Ian Gorowa

Personal information
- Full name: Ian Kuziva Gorowa 'Dibango'
- Date of birth: 16 November 1971 (age 54)
- Place of birth: Rusape, Zimbabwe
- Position: Winger

Senior career*
- Years: Team / Apps / (Gls)
- Dynamos
- Black Rhinos
- Cape Town Spurs

International career
- 1995–1998: Zimbabwe / 6 / (1)

Managerial career
- 2007–2008: Moroka Swallows F.C.
- 2013–2014: Zimbabwe

= Ian Gorowa =

Zimbabwean footballer and manager (born 1971)

Ian Kuziva Gorowa Dibango (born 16 November 1971) is a former Zimbabwean footballer, formerly managing South African Premier Soccer League side Moroka Swallows and former assistant manager of Ajax Cape Town and PSL Giants Mamelodi Sundowns where he became Interim Head Coach .

==Playing days==
Ian 'Dibango' Gorowa came to South Africa after playing for Dynamos and Black Rhinos in his native country.

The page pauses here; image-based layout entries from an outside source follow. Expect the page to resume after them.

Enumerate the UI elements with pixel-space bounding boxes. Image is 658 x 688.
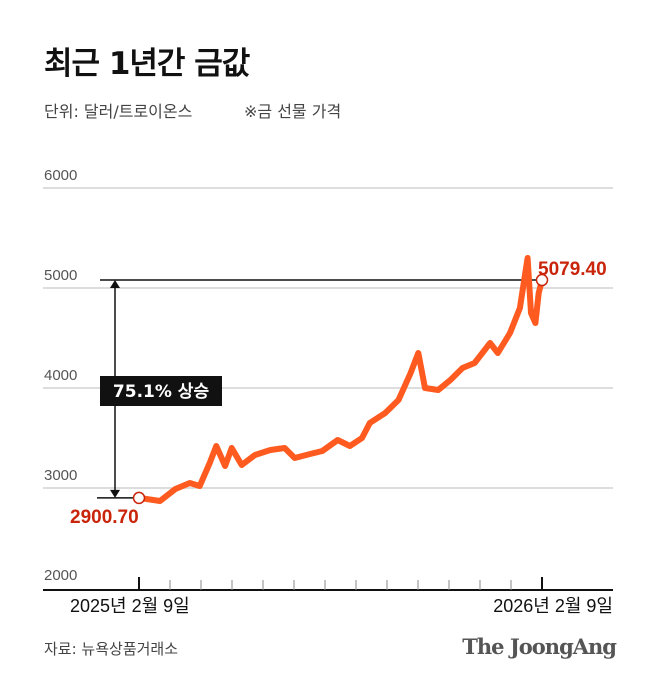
source-label: 자료: 뉴욕상품거래소 bbox=[44, 640, 179, 658]
change-badge bbox=[100, 376, 222, 406]
y-tick-label: 3000 bbox=[44, 467, 77, 484]
price-line bbox=[136, 255, 545, 504]
unit-label: 단위: 달러/트로이온스 bbox=[44, 102, 193, 121]
end-point bbox=[535, 273, 549, 287]
end-value-label: 5079.40 bbox=[538, 259, 607, 280]
start-value-label: 2900.70 bbox=[70, 507, 139, 528]
logo: The JoongAng bbox=[462, 634, 617, 659]
x-tick-label: 2026년 2월 9일 bbox=[493, 596, 613, 616]
y-tick-label: 2000 bbox=[44, 567, 77, 584]
y-tick-label: 5000 bbox=[44, 267, 77, 284]
arrow-head-up bbox=[110, 280, 120, 289]
y-tick-label: 4000 bbox=[44, 367, 77, 384]
change-label: 75.1% 상승 bbox=[113, 382, 210, 402]
start-point bbox=[132, 491, 146, 505]
x-tick-label: 2025년 2월 9일 bbox=[70, 596, 190, 616]
arrow-head-down bbox=[110, 489, 120, 498]
chart-title: 최근 1년간 금값 bbox=[44, 46, 250, 82]
note-label: ※금 선물 가격 bbox=[244, 102, 342, 121]
y-tick-label: 6000 bbox=[44, 167, 77, 184]
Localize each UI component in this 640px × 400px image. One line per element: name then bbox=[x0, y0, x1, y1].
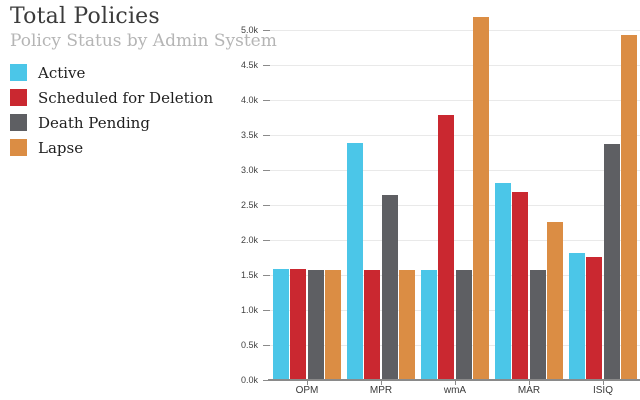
legend: Active Scheduled for Deletion Death Pendin… bbox=[10, 64, 213, 164]
legend-label: Lapse bbox=[38, 138, 84, 157]
y-axis-tick bbox=[263, 309, 270, 311]
bar-wmA-lapse[interactable] bbox=[473, 16, 490, 380]
legend-label: Active bbox=[38, 63, 86, 82]
y-axis-tick bbox=[263, 99, 270, 101]
bar-MPR-lapse[interactable] bbox=[399, 270, 416, 380]
bar-MAR-lapse[interactable] bbox=[547, 221, 564, 380]
y-axis-tick bbox=[263, 239, 270, 241]
gridline bbox=[270, 344, 640, 346]
gridline bbox=[270, 99, 640, 101]
bar-ISIQ-lapse[interactable] bbox=[621, 34, 638, 380]
y-axis-label: 0.0k bbox=[240, 374, 258, 385]
bar-MPR-death-pending[interactable] bbox=[381, 195, 398, 380]
legend-swatch bbox=[10, 89, 27, 106]
bar-OPM-lapse[interactable] bbox=[325, 270, 342, 380]
gridline bbox=[270, 274, 640, 276]
bar-wmA-scheduled-for-deletion[interactable] bbox=[438, 114, 455, 380]
y-axis-label: 3.0k bbox=[240, 164, 258, 175]
x-axis-tick bbox=[381, 380, 382, 385]
y-axis-tick bbox=[263, 64, 270, 66]
x-axis-tick bbox=[455, 380, 456, 385]
y-axis-label: 3.5k bbox=[240, 129, 258, 140]
bar-wmA-active[interactable] bbox=[420, 270, 437, 380]
legend-label: Scheduled for Deletion bbox=[38, 88, 214, 107]
x-axis-label-ISIQ: ISIQ bbox=[592, 385, 613, 396]
y-axis-tick bbox=[263, 344, 270, 346]
bar-MAR-death-pending[interactable] bbox=[529, 270, 546, 380]
page-title: Total Policies bbox=[10, 4, 160, 29]
bar-OPM-scheduled-for-deletion[interactable] bbox=[290, 269, 307, 380]
y-axis-tick bbox=[263, 134, 270, 136]
bar-ISIQ-scheduled-for-deletion[interactable] bbox=[586, 256, 603, 380]
x-axis-label-MAR: MAR bbox=[517, 385, 541, 396]
x-axis-baseline bbox=[268, 379, 640, 381]
legend-item-scheduled-for-deletion[interactable]: Scheduled for Deletion bbox=[10, 88, 214, 107]
legend-swatch bbox=[10, 64, 27, 81]
x-axis-tick bbox=[307, 380, 308, 385]
bar-ISIQ-death-pending[interactable] bbox=[603, 144, 620, 380]
y-axis-label: 4.5k bbox=[240, 59, 258, 70]
legend-label: Death Pending bbox=[38, 113, 150, 132]
gridline bbox=[270, 239, 640, 241]
gridline bbox=[270, 204, 640, 206]
y-axis-label: 2.0k bbox=[240, 234, 258, 245]
bar-MPR-scheduled-for-deletion[interactable] bbox=[364, 270, 381, 380]
legend-swatch bbox=[10, 114, 27, 131]
bar-wmA-death-pending[interactable] bbox=[455, 270, 472, 380]
y-axis-label: 5.0k bbox=[240, 24, 258, 35]
bar-OPM-death-pending[interactable] bbox=[307, 270, 324, 380]
legend-item-death-pending[interactable]: Death Pending bbox=[10, 113, 213, 132]
y-axis-tick bbox=[263, 274, 270, 276]
bar-MAR-active[interactable] bbox=[494, 182, 511, 380]
y-axis-tick bbox=[263, 379, 270, 381]
x-axis-label-wmA: wmA bbox=[443, 385, 467, 396]
legend-item-active[interactable]: Active bbox=[10, 63, 213, 82]
y-axis-label: 0.5k bbox=[240, 339, 258, 350]
bar-MAR-scheduled-for-deletion[interactable] bbox=[512, 191, 529, 380]
bar-MPR-active[interactable] bbox=[346, 142, 363, 380]
y-axis-label: 4.0k bbox=[240, 94, 258, 105]
y-axis-label: 1.0k bbox=[240, 304, 258, 315]
legend-swatch bbox=[10, 139, 27, 156]
y-axis-tick bbox=[263, 29, 270, 31]
bar-OPM-active[interactable] bbox=[272, 269, 289, 380]
y-axis-tick bbox=[263, 169, 270, 171]
y-axis-tick bbox=[263, 204, 270, 206]
bar-ISIQ-active[interactable] bbox=[568, 253, 585, 380]
page-subtitle: Policy Status by Admin System bbox=[10, 31, 277, 51]
gridline bbox=[270, 309, 640, 311]
gridline bbox=[270, 29, 640, 31]
x-axis-label-OPM: OPM bbox=[295, 385, 319, 396]
x-axis-tick bbox=[603, 380, 604, 385]
y-axis-label: 2.5k bbox=[240, 199, 258, 210]
y-axis-label: 1.5k bbox=[240, 269, 258, 280]
x-axis-tick bbox=[529, 380, 530, 385]
gridline bbox=[270, 64, 640, 66]
gridline bbox=[270, 134, 640, 136]
gridline bbox=[270, 169, 640, 171]
legend-item-lapse[interactable]: Lapse bbox=[10, 138, 213, 157]
x-axis-label-MPR: MPR bbox=[369, 385, 393, 396]
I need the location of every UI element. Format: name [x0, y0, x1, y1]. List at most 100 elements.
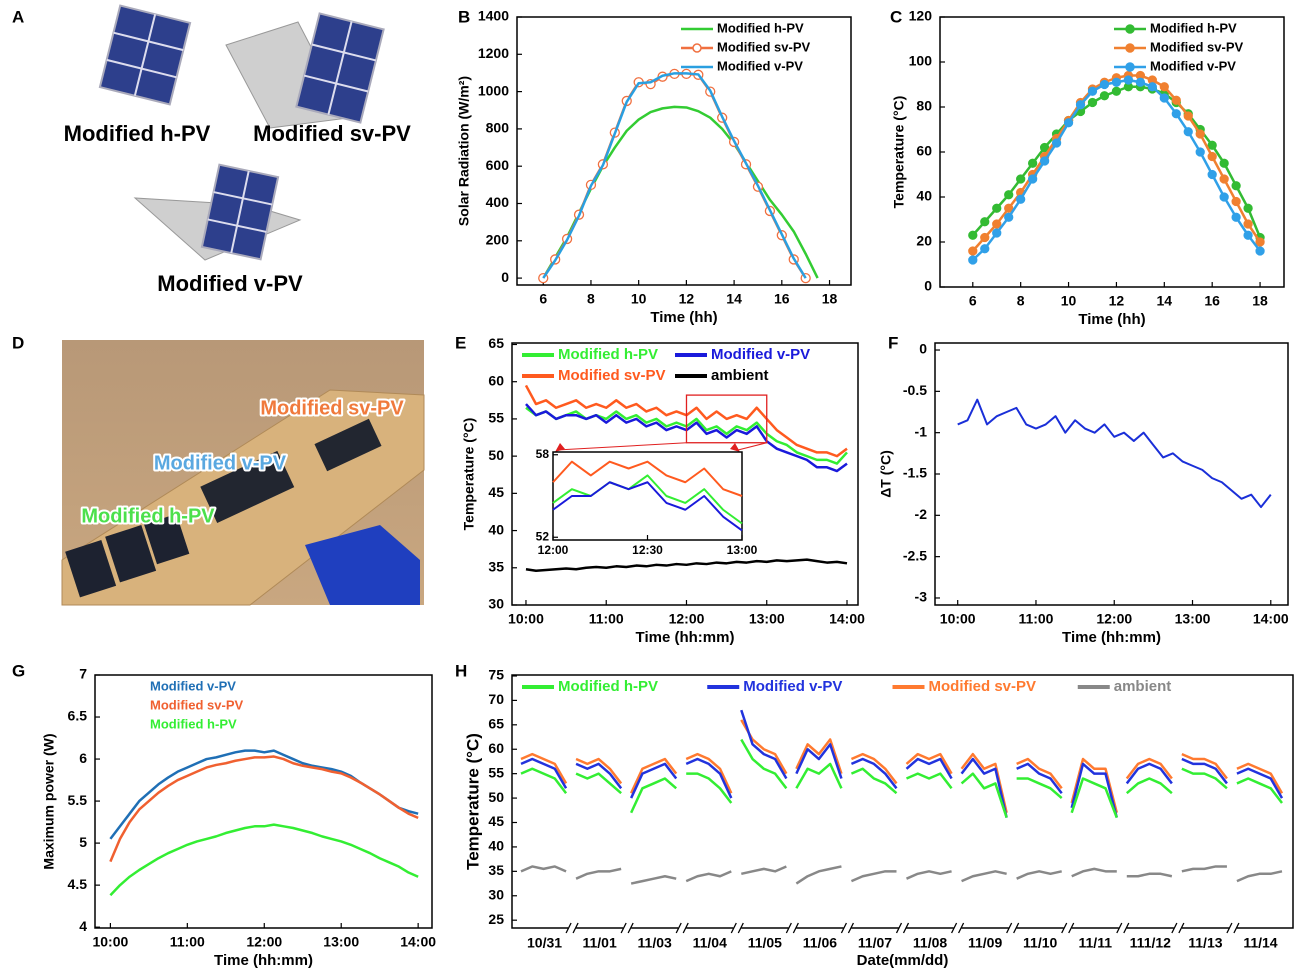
y-tick-label: 45: [488, 484, 504, 500]
series-line: [796, 764, 841, 788]
x-tick-label: 13:00: [1175, 611, 1211, 627]
point: [993, 204, 1001, 212]
series-line: [1127, 764, 1172, 784]
point: [1112, 78, 1120, 86]
x-tick-label: 11/05: [748, 935, 782, 951]
x-tick-label: 11/01: [582, 935, 616, 951]
plot-frame: [935, 343, 1288, 605]
point: [1244, 231, 1252, 239]
point: [1148, 83, 1156, 91]
legend-label: Modified h-PV: [717, 20, 804, 35]
legend-label: Modified v-PV: [1150, 58, 1236, 73]
illustration-label: Modified v-PV: [157, 271, 303, 296]
x-tick-label: 10: [1061, 293, 1077, 309]
x-tick-label: 11/11: [1079, 935, 1113, 951]
y-tick-label: 52: [536, 529, 550, 543]
legend-label: Modified h-PV: [558, 346, 658, 363]
y-tick-label: 70: [488, 691, 504, 707]
x-tick-label: 10/31: [527, 935, 562, 951]
point: [1244, 220, 1252, 228]
legend-label: Modified sv-PV: [150, 697, 244, 712]
point: [1005, 191, 1013, 199]
v-pv-panel: [202, 165, 278, 260]
point: [981, 245, 989, 253]
plot-frame: [512, 675, 1293, 928]
photo-label: Modified h-PV: [81, 505, 215, 527]
x-tick-label: 11:00: [1018, 611, 1053, 627]
y-tick-label: 6: [79, 750, 87, 766]
zoom-arrow: [738, 443, 767, 450]
series-line: [907, 871, 952, 878]
point: [1041, 157, 1049, 165]
x-tick-label: 12: [1109, 293, 1125, 309]
legend-label: ambient: [1114, 678, 1172, 695]
point: [1244, 204, 1252, 212]
point: [1029, 175, 1037, 183]
point: [1184, 128, 1192, 136]
h-pv-panel: [100, 6, 190, 105]
series-line: [741, 866, 786, 873]
x-axis-label: Date(mm/dd): [857, 952, 949, 969]
y-tick-label: 30: [488, 596, 504, 612]
series-line: [973, 87, 1260, 238]
y-tick-label: 120: [909, 8, 933, 24]
point: [993, 220, 1001, 228]
y-tick-label: 6.5: [68, 708, 88, 724]
legend-marker: [1126, 25, 1134, 33]
x-tick-label: 16: [1204, 293, 1220, 309]
legend-label: Modified sv-PV: [929, 678, 1037, 695]
point: [1136, 78, 1144, 86]
y-tick-label: 0: [919, 341, 927, 357]
y-axis-label: Maximum power (W): [41, 733, 57, 869]
series-line: [973, 80, 1260, 260]
series-line: [1237, 871, 1282, 881]
point: [1017, 175, 1025, 183]
point: [1160, 83, 1168, 91]
y-tick-label: 0: [924, 278, 932, 294]
point: [993, 229, 1001, 237]
x-tick-label: 11/04: [693, 935, 727, 951]
x-axis-label: Time (hh:mm): [636, 629, 735, 646]
point: [1065, 119, 1073, 127]
panel-letter: G: [12, 661, 25, 680]
y-tick-label: 600: [486, 157, 510, 173]
series-line: [521, 866, 566, 871]
x-tick-label: 6: [539, 291, 547, 307]
x-tick-label: 8: [587, 291, 595, 307]
y-tick-label: -0.5: [903, 382, 927, 398]
point: [1232, 182, 1240, 190]
point: [1160, 94, 1168, 102]
y-tick-label: 25: [488, 911, 504, 927]
plot-frame: [95, 675, 432, 928]
x-tick-label: 14: [1157, 293, 1173, 309]
legend-label: Modified v-PV: [150, 678, 236, 693]
point: [1100, 92, 1108, 100]
x-tick-label: 111/12: [1130, 935, 1171, 951]
panel-letter: A: [12, 7, 24, 26]
series-line: [1017, 871, 1062, 878]
point: [1196, 130, 1204, 138]
panel-letter: F: [888, 333, 898, 352]
point: [1220, 159, 1228, 167]
y-tick-label: 5: [79, 834, 87, 850]
series-line: [851, 871, 896, 881]
y-tick-label: 65: [488, 335, 504, 351]
y-tick-label: 50: [488, 447, 504, 463]
x-tick-label: 18: [1252, 293, 1268, 309]
series-line: [543, 74, 805, 278]
point: [1029, 159, 1037, 167]
series-line: [631, 876, 676, 883]
x-tick-label: 11/06: [803, 935, 837, 951]
point: [1088, 87, 1096, 95]
y-tick-label: 1400: [478, 8, 509, 24]
x-tick-label: 13:00: [323, 934, 359, 950]
y-tick-label: 55: [488, 410, 504, 426]
point: [1232, 213, 1240, 221]
point: [981, 234, 989, 242]
x-tick-label: 13:00: [749, 611, 785, 627]
y-tick-label: 60: [488, 740, 504, 756]
point: [1112, 87, 1120, 95]
point: [969, 247, 977, 255]
legend-label: Modified v-PV: [711, 346, 810, 363]
point: [1172, 110, 1180, 118]
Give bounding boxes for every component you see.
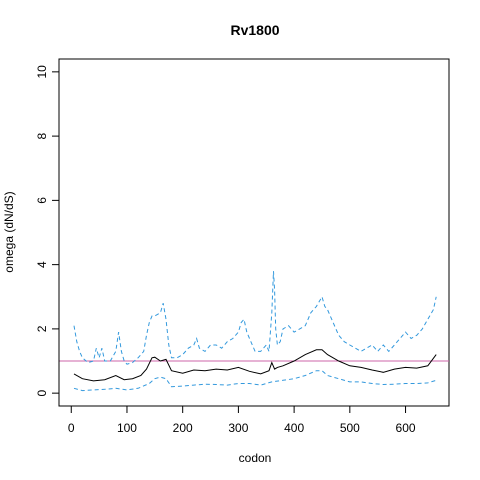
x-tick-label: 200 (173, 421, 193, 435)
y-tick-label: 2 (35, 325, 49, 332)
x-tick-label: 400 (284, 421, 304, 435)
y-tick-label: 10 (35, 65, 49, 79)
series-line-lower-bound (73, 370, 437, 392)
x-tick-label: 100 (117, 421, 137, 435)
y-tick-label: 8 (35, 132, 49, 139)
x-axis-label: codon (239, 451, 272, 465)
y-tick-label: 0 (35, 389, 49, 396)
x-tick-label: 300 (228, 421, 248, 435)
x-tick-label: 600 (396, 421, 416, 435)
y-tick-label: 4 (35, 261, 49, 268)
y-axis-label: omega (dN/dS) (2, 191, 16, 272)
series-line-estimate (73, 349, 437, 382)
x-tick-label: 0 (68, 421, 75, 435)
axes-layer: 0 100 200 300 400 500 600 0 2 4 6 8 10 (35, 65, 416, 435)
series-line-upper-bound (73, 271, 437, 365)
x-tick-label: 500 (340, 421, 360, 435)
series-layer (59, 271, 449, 392)
plot-frame (58, 58, 450, 407)
chart-title: Rv1800 (230, 22, 279, 38)
y-tick-label: 6 (35, 197, 49, 204)
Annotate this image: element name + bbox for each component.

He joined the now defunct Cape Town Spurs where he made a name for himself as an attacking winger.

Unfortunately, his playing days came to an abrupt end at the relatively young age of 29 when he suffered a career-ending injury while playing for Spurs.

He represented the Zimbabwean national team 26 times and scored 11 goals in the process. He played for Zimbabwe at the 1998 COSAFA Cup.

==Coaching career==
After his retirement he became Spurs' assistant coach. When Spurs merged with Seven Stars to form Ajax Cape Town, Gorowa was roped in by Ajax CEO John Comitis as one of the development coaches.

He then went on to become the team's assistant coach. As assistant to Turk Muhsin Ertugral, the Urban Warriors managed to win the 2007 ABSA Cup—the club's first major trophy since 2000.

He joined The Birds on a three-year contract in June 2007 to replace Gavin Hunt who moved to SuperSport United as replacement for Pitso Mosimane who chose to take up a full-time job as Carlos Alberto Parreira's deputy in the Bafana Bafana dressing room. He later parted ways with the club and worked as an assistant coach at Thanda Royal Zulu. A few years after being the assistant coach of Mamelodi Sundowns then the Interim Head Coach.

On 24 July 2013 he became the manager of Zimbabwe. He resigned on 6 August 2014. In 2016 he was involved in a match fixing scandal with former Ajax Cape Town winger Edzai Kasinauyo. They were later cleared by Zifa of match fixing charges. A few years later Gorowa and his wife, Chipo Gorowa, became pastors at Apostolic Faith Mission.